Les collaborations avec des stars occidentales ont également contribué au succès des Afrobeats. Cela a commencé en 2015 avec le long métrage de Drake pour Wizkid dans son tube « One Dance ». Et Beyoncé a invité les stars de l’Afrobeats Tekno, Yemi Alade et Mr Eazi pour « Don’t Jealous Me ». Buki Sawyer constate désormais un basculement du rapport de force vers l’Afrique. «Aujourd’hui, ce sont surtout des stars occidentales qui recherchent une collaboration avec un chanteur ou un producteur nigérian. Ils veulent ainsi se démarquer de la concurrence.» Autrefois, les labels américains invitaient principalement des stars du dancehall jamaïcaines. Rien ne vaut un remix d’Afrobeats aujourd’hui.

Aujourd’hui, les jeunes fans de musique découvrent leurs chansons préférées principalement via les réseaux sociaux et les services de streaming, en ignorant les barrières géographiques et linguistiques. De cette façon, les musiciens pouvaient s’adresser directement à leurs fans, contournant ainsi les anciens gardiens de la scène. Les maisons de disques ont depuis longtemps changé leur modèle économique : aujourd’hui encore, elles sont principalement nécessaires pour permettre à leurs artistes d’accéder aux playlists « Nouvelles chansons de la semaine » sur Apple, Spotify et Amazon. Et ainsi maintenir l’hystérie mondiale à l’égard de la pop africaine.

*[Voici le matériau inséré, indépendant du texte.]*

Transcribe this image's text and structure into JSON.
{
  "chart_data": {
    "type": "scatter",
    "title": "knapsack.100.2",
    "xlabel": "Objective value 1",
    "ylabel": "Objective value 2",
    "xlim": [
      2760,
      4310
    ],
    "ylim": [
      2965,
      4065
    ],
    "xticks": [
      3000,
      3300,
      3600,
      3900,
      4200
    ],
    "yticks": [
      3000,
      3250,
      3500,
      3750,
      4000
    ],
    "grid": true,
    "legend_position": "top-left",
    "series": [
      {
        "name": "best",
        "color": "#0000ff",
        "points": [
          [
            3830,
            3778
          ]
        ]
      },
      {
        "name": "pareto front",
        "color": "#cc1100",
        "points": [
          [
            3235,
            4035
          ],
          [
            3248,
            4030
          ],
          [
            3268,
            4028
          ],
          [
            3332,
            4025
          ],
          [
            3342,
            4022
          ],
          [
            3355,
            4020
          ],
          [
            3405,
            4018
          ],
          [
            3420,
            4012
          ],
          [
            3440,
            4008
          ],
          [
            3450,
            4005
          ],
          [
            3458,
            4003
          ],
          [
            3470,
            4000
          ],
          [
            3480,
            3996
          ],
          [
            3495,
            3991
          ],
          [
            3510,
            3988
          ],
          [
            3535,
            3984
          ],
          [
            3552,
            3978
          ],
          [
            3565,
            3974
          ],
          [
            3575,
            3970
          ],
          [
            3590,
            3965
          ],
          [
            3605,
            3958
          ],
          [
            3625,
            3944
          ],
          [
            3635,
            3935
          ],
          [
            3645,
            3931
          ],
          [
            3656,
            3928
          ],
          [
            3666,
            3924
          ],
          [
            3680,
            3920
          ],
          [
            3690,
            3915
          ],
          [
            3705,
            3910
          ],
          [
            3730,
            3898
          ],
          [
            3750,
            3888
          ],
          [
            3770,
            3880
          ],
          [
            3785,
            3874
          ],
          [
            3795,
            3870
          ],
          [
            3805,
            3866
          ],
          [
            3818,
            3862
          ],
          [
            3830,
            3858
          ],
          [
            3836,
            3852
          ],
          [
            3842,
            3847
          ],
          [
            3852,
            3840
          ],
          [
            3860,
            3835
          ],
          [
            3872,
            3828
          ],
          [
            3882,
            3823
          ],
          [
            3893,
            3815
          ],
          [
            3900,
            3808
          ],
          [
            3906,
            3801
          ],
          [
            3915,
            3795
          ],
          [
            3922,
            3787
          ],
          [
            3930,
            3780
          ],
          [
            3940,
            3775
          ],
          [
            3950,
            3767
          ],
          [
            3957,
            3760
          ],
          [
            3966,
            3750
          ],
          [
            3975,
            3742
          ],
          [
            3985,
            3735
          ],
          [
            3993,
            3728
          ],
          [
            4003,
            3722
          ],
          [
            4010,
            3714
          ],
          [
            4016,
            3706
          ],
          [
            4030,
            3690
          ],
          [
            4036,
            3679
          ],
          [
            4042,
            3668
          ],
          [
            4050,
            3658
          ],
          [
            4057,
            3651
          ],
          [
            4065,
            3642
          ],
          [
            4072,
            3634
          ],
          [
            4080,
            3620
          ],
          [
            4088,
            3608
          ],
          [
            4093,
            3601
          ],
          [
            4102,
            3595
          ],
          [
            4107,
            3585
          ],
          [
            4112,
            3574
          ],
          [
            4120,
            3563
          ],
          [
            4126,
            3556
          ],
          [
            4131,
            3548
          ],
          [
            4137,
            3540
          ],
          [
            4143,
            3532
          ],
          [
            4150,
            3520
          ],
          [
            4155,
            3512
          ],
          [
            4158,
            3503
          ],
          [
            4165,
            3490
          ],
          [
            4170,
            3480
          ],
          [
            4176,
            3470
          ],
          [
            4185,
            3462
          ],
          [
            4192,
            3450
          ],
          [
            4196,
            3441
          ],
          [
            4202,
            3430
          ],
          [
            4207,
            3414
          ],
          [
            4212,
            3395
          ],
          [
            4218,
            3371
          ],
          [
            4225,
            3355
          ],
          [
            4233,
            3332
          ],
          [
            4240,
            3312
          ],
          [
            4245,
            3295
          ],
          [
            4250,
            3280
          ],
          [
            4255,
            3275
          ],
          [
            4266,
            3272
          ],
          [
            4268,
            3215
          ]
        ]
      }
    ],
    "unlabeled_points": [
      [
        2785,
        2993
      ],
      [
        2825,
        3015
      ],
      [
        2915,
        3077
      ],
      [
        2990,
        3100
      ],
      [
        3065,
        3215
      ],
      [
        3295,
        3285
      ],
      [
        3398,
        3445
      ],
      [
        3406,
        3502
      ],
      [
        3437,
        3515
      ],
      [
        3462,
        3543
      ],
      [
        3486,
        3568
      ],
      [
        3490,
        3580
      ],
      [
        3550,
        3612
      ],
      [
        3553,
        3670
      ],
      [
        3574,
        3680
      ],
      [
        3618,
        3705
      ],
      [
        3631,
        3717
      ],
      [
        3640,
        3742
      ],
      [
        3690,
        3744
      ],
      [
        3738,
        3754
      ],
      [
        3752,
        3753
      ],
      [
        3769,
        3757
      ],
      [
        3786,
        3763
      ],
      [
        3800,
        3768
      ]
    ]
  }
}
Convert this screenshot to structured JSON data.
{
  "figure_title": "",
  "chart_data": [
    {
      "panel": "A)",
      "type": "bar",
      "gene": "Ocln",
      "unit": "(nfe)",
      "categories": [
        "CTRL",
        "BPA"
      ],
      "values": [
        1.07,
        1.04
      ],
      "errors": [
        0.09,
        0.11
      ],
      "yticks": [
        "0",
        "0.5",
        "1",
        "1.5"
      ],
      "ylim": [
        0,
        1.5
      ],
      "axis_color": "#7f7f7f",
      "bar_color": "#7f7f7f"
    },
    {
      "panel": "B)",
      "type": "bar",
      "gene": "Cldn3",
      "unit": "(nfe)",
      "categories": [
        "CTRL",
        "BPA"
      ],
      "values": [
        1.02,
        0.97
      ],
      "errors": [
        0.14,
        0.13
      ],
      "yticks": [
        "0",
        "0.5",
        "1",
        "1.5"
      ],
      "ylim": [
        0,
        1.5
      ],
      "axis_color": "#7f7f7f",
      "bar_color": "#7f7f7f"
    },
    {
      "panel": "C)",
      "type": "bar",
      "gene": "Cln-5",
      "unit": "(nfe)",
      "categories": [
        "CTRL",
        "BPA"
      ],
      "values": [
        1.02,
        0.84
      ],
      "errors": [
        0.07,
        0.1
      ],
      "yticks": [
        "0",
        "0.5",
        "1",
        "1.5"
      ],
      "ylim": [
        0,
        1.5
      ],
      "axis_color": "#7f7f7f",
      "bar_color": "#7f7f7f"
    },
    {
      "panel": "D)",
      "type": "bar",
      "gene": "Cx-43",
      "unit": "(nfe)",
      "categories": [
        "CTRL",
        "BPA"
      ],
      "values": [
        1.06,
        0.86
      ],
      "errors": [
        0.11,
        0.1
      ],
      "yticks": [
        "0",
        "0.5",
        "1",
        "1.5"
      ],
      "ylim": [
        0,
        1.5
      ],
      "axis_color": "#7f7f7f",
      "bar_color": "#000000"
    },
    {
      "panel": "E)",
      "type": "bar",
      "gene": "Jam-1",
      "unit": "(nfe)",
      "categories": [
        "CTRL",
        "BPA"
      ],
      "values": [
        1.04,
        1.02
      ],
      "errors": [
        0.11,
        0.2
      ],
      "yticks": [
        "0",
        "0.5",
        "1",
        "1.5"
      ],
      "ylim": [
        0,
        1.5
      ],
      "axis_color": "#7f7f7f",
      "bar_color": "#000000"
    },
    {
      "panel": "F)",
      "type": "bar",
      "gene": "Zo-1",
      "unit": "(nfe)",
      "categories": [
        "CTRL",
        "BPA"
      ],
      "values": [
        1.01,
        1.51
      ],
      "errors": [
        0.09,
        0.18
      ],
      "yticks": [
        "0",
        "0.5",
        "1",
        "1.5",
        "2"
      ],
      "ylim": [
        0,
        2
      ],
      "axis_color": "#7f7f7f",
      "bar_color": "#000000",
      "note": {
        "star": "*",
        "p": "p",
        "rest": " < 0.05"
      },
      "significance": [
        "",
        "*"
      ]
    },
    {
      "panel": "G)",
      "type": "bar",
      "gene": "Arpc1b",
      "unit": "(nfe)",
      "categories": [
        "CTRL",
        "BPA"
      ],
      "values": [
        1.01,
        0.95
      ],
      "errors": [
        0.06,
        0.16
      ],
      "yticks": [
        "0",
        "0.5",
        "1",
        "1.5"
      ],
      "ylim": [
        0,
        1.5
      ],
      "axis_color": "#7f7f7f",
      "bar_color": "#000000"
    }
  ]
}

Les défis de danse dits Tiktok sont également importants pour les adolescents. Ce sont des vidéos de danse auxquelles vous pouvez participer : dès leur mise en ligne, des adolescents de Séoul, Tokyo, Zurich et Cape Town se déhanchent à l’unisson. Ou bien ils inventent leurs propres mouvements : lorsque le tube « Love Nwantiti » de l’auteur-compositeur-interprète CKay a pris d’assaut les charts mondiaux, les utilisateurs de Tiktok et d’Instagram ont publié jusqu’à 10 millions de vidéos par semaine avec des interprétations dansantes de la chanson en 2019.

Au-delà de l’arnaque

Mais que signifie cette nouvelle visibilité pour l’identité culturelle des Nigérians ? Comment cela change-t-il l’image des autres qui a récemment souffert d’une tentative de fraude sur Internet ? Buki Sawyer peut se mettre en colère à propos de cette question. « Pour beaucoup en Occident, nous, les Nigérians, sommes toujours considérés comme une nation de fraudeurs sur Internet. Mais presque personne n’a rien à voir avec le 419. » « 419 » – le numéro fait référence à un article du code pénal nigérian qui criminalise les courriels frauduleux promettant à leurs destinataires des millions d’euros pour une fraction des dépenses.

Les Afrobeats représentent un Nigéria complètement différent : une société composée de personnes en ascension sociale – parmi lesquelles un bon nombre d’étudiants diplômés avec les meilleures notes des universités britanniques et américaines. En fait, la nouvelle musique pop africaine appartient à une culture de l’éveil qui a également produit des écrivains, des artistes, des créateurs de mode et le deuxième plus grand marché cinématographique du monde.

En fin de compte, les Afrobeats sont aussi un remède contre les stéréotypes colonialistes séculaires, estime Buki Sawyer. « Au cours des cinq dernières années, les gens se sont soudainement intéressés au Nigeria : ils goûtent à notre cuisine saine. Ils copient notre mode. Ils veulent en savoir plus sur nos traditions ethniques Yoruba ou Ibo. Et tout cela par amour de notre musique pop.